Женщина презрительно скривилась. Обойдя Антонова со спины, она толкнула дверь четыреста шестнадцатой палаты и, даже не глянув внутрь, шагнула в сторону, чтобы Антонов мог посмотреть. Разом постаревшее, в отечных морщинах, лицо бесчувственного врага выделялось, будто орден, на плотной и гладкой подушке; черты его в неподвижности сделались более мужскими, чем были всегда, но он был явно голый под легкой батистовой простынкой, точно нежный младенчик. “Так вот ты какой”, — подумал Антонов, словно впервые видел ненавистного человека, до сих пор как будто не имевшего к нему, Антонову, прямого отношения. Движимый острым, стыдным любопытством, он шагнул поближе к дверям; тотчас ему навстречу поднялся с табуретки плечистый малый с очень приметным уродливым носом, которого Антонов видел раньше среди офисной охраны. Малый, явно не желавший, в свою очередь, узнавать Антонова, стоял, загораживая обзор, держа указательный палец в щели полуразваленного детективного романчика, и Антонов, оттого, что у него в руке тоже висела книга, внезапным приливом ощутил острейшую несообразность происходящего.

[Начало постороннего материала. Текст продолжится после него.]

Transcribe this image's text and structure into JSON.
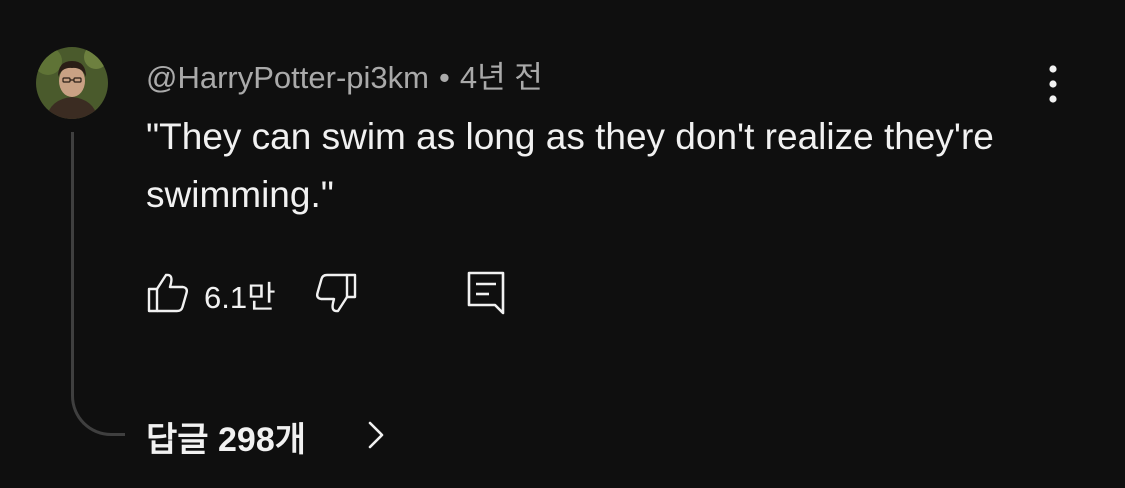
{
  "comment": {
    "author": "@HarryPotter-pi3km",
    "separator": "•",
    "time": "4년 전",
    "text": "\"They can swim as long as they don't realize they're swimming.\"",
    "like_count": "6.1만",
    "replies_label": "답글 298개"
  },
  "icons": {
    "avatar": "avatar",
    "like": "thumbs-up-icon",
    "dislike": "thumbs-down-icon",
    "reply": "comment-icon",
    "more": "more-vertical-icon",
    "chevron": "chevron-right-icon"
  },
  "colors": {
    "background": "#0f0f0f",
    "text_primary": "#f1f1f1",
    "text_secondary": "#aaaaaa",
    "thread_line": "#3f3f3f"
  }
}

Женщина, передернув плечами, саркастически усмехнулась не то Антонову, не то кому-то за его спиной; почти не заступая в палату, она дотянулась до ручки раскрытой двери и резко, едва не смазав охранника по вопросительной физиономии, захлопнула зрелище. В это самое время, озарившись гладким светом, приоткрылась другая дверь, и давешняя медсестра, с жалостными остатками улыбки на купидоновом личике, громким шепотом сообщила Антонову, что он может зайти на несколько минут. Неожиданно женщина, прерывисто вздохнув, взяла Антонова за локоть и крепко, так, что он почувствовал скулою полоску зубов, поцеловала в обтянутую щеку; только секунду ее придержав, чтобы она благополучно опустилась пятками в свои сандалеты, Антонов ощутил, что шкурка женщины ходит по ребрам, будто у кошки, и все, что надето сверху на ее субтильные скользкие косточки, удивительно нежненькое и немного висячее; с машинальной тщательностью оттирая со щеки печать гипотетической помады, он последовал за сестрой.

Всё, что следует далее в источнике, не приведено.